Adding a strong underpin to your cash flow from selling monthly recurring services takes risk, and stress out of your business. Stress and sleepless nights around meeting payroll anxiety around project timings and when builds become billable. Unpredictable and a challenge when you have a highly predictable metronome-like cost structure.
The more stable the cash flow is for your business, the more confidently you can plan and scale your business.
Lets look at the numbers.
Here’s the Math.
To set the ground work, let’s take a typical web development project as a reference point.
The average website built is around $30,000 today.
The average follow on services from a digital agency is around 12% of the build costs, so $3,600 a year or $300 a month, for hosting, basic monitoring, CMS etc.
You can get closer to $6,000 a year if you add SEO, site flow optimization and AB testing and the like. So about 20% of the project build cost can become follow on retained services. This is pretty standard practise for web development businesses.
Now let’s look at Mobile App Projects.
For this example, take the average build for enterprise mobile app as $120,000.

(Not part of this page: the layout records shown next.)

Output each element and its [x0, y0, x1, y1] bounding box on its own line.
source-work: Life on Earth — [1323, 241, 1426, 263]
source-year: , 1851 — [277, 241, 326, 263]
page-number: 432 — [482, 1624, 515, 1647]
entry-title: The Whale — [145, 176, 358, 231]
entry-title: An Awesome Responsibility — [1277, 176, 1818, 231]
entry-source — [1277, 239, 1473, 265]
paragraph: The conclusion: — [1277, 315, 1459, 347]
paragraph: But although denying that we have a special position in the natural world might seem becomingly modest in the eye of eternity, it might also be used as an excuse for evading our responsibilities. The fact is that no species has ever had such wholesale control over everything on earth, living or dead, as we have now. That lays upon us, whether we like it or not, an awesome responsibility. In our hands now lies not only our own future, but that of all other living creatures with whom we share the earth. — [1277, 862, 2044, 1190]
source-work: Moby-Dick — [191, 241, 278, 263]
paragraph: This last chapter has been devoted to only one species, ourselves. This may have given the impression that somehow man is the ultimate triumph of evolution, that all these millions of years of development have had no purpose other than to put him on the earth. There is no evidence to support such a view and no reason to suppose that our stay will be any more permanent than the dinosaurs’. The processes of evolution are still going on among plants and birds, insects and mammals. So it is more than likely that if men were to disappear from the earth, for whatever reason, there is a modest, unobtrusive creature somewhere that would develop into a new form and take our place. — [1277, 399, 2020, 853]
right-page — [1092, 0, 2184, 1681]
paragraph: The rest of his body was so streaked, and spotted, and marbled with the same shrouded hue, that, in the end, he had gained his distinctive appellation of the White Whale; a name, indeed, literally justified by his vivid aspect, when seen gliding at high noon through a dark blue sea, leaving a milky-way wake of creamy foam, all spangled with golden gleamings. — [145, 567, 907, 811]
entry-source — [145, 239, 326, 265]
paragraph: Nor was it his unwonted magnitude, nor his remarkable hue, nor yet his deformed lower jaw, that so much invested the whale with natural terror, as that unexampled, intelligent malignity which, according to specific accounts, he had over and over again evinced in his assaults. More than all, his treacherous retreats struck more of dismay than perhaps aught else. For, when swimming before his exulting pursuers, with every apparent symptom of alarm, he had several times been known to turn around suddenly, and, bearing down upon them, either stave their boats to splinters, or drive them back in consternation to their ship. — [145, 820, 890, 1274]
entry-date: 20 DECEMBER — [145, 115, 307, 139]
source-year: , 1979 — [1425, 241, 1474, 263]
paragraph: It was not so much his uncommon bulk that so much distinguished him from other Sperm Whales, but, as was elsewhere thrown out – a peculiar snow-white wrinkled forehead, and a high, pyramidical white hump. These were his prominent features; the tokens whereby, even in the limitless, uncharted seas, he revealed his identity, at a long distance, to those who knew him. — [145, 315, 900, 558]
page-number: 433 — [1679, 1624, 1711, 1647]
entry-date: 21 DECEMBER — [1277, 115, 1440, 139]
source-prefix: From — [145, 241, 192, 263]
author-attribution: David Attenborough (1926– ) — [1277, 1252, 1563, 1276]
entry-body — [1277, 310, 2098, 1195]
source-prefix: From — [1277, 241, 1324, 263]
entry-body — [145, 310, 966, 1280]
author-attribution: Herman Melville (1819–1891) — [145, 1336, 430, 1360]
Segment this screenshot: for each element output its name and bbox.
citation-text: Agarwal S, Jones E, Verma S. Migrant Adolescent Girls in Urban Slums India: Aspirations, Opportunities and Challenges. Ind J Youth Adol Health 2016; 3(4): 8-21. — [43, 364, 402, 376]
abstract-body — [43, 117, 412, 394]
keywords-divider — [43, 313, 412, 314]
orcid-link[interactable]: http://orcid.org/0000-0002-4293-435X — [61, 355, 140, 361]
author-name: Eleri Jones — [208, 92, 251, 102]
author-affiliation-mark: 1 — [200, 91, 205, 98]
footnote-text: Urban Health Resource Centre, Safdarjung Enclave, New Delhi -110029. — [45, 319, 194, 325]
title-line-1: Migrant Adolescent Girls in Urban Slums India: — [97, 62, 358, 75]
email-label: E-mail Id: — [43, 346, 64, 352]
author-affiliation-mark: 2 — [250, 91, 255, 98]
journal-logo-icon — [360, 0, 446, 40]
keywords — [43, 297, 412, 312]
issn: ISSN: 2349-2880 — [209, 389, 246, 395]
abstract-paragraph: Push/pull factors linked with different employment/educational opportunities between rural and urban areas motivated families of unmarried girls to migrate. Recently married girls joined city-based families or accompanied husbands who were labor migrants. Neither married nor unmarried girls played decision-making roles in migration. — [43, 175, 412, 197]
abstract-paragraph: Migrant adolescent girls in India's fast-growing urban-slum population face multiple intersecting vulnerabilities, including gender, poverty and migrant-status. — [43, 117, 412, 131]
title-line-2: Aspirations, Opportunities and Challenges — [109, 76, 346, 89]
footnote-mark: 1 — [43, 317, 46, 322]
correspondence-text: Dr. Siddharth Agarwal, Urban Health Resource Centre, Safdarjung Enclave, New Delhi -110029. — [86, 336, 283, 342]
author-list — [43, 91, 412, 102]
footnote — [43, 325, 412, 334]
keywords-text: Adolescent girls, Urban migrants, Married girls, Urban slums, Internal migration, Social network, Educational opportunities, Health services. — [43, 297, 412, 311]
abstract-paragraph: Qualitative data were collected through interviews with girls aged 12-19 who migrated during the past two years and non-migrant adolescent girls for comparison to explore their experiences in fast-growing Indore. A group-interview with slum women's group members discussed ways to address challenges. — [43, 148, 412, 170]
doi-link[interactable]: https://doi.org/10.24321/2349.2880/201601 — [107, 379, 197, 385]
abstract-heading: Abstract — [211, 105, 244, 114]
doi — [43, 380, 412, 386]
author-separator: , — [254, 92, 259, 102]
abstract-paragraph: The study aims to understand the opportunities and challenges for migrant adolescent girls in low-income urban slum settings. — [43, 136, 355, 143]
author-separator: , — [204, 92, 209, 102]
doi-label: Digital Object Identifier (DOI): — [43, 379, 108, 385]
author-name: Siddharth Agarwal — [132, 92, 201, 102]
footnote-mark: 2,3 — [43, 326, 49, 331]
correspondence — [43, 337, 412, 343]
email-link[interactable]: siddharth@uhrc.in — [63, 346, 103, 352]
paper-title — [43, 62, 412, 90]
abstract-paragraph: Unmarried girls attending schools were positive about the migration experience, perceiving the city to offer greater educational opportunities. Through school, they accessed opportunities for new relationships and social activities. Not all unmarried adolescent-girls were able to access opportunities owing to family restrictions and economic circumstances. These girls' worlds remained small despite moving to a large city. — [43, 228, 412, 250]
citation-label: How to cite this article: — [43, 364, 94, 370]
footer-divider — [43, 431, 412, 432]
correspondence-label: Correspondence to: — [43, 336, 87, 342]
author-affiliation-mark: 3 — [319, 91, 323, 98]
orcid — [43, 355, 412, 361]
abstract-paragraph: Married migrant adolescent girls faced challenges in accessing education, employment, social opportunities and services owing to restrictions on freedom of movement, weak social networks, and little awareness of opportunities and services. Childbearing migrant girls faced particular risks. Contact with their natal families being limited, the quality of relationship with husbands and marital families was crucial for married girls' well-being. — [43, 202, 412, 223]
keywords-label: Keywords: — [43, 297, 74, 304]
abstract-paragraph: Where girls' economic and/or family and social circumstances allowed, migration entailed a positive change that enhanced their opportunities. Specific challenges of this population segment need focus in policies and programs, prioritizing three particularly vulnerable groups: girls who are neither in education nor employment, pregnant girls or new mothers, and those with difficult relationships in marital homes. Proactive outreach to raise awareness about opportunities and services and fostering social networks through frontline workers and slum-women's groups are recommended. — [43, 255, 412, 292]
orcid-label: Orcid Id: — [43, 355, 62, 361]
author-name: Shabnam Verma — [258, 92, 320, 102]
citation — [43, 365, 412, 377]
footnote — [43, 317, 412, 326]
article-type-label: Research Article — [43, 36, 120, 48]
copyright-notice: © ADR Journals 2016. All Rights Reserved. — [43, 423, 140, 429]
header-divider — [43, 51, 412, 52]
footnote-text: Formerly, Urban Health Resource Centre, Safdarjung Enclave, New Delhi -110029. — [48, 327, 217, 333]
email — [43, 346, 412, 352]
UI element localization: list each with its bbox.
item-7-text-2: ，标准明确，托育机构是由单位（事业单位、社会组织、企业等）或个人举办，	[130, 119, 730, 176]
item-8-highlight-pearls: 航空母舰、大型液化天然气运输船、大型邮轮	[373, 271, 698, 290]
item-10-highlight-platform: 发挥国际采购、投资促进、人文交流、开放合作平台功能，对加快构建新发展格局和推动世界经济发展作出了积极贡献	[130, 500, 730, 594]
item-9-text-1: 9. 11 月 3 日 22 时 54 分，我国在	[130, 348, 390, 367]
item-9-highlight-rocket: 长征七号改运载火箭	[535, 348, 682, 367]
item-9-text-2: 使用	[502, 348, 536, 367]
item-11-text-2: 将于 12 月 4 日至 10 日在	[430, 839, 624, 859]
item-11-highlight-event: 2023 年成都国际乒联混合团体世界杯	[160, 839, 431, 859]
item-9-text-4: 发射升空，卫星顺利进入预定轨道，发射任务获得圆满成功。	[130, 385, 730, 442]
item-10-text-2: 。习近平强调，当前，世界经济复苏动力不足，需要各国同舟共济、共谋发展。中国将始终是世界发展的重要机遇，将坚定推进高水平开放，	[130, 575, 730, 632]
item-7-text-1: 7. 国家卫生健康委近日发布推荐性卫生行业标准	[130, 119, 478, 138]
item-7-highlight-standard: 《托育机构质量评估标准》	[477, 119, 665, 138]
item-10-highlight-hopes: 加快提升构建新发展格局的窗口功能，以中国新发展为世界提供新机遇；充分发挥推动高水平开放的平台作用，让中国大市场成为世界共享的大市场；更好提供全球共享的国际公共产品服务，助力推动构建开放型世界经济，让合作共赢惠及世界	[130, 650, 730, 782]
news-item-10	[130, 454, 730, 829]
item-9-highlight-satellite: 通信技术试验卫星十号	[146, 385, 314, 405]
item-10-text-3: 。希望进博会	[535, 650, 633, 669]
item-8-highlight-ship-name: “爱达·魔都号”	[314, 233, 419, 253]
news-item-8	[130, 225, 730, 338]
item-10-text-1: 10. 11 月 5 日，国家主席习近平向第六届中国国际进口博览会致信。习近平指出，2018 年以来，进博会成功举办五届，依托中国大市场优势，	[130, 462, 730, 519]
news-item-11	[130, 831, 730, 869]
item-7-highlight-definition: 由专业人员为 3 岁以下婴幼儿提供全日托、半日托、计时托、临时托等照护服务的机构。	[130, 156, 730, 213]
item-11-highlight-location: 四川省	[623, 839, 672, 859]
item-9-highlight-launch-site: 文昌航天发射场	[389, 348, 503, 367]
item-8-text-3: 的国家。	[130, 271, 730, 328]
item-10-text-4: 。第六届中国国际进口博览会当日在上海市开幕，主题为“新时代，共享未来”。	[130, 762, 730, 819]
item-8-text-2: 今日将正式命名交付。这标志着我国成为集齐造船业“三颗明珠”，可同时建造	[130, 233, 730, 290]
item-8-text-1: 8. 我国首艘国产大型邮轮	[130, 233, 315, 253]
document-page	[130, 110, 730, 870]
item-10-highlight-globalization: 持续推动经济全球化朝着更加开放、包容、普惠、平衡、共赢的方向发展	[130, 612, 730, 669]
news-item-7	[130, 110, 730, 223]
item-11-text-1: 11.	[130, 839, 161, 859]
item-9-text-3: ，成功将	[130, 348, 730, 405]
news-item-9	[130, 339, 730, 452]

If you’re not offering structured follow on services, you could be leaving between $14,000 and $36,000 a year, on the table for each end every app you build. Add to that a further $24,000 from follow on project work that will directly spin out from your monthly services. All in that’s $60,000 a year, from each mobile app project. 10x that for every 10 apps you’ve launched for clients and that’s a healthy sum.
Now, even a % of that $600,000 a year makes this worth doing. Right?
So here’s how it works.
Let’s say you have 15 Apps build for clients over the last few years.
Average build cost $120,000 for each app.
Average services (that’s the straight forward services you’d offer if you were building a website, so a similar rate of 12% cost for each app, per year that’s $14,400 yearly income from each app.
Total $216,000 per year or an additional $18,000 each month, every month, for doing very little.
Higher value retained services
It’s best to start customers off on BaseLine services, but have a plan to move them onto higher value services over time. Growing your monthly income is good, but what’s better is delivering more valued services, like App Store Optimization, services that will bind your customers more tightly to you, than if you just continue to offer “commodity” services.
Here’s the workings
- 15 Apps
- Average cost $120,000
- Average monthly service charge 30%
- Equals $540,000 a year.
$45,000 each and every month, whether you sell another new client app project or not. Now that would make a decent hole in your monthly running costs, of any mobile app business.
Services creates projects
Now factoring in the follow on project work that will come from feature rework and OS upgrades. Modestly that’s another 15-20% of the initial build. In this example a further $360,000 a year.
So from the 15 Apps you’ve built, approaching this right, you should be generating around $900,000 every single year in recurring revenue from these customers. Or 50% a year, each year from that initial app build project budget.
More than enough to smooth out that wild project income you’re trying to run your business on.
And if you’re a business owner looking to exit in coming years every recurring revenue dollar is worth 6-8 times a dollar earned on a one off project.
Clients will pay
“But my clients will never pay that”… I hear you say.
They will, for sure, if you approach this right.
It’s about understanding what they need from their app and structuring the services to deliver that for them. It’s about setting objectives and targets that in time, depending on the services you offer, you share responsibility to delivering against.
We are talking to mobile app businesses right now doing just this.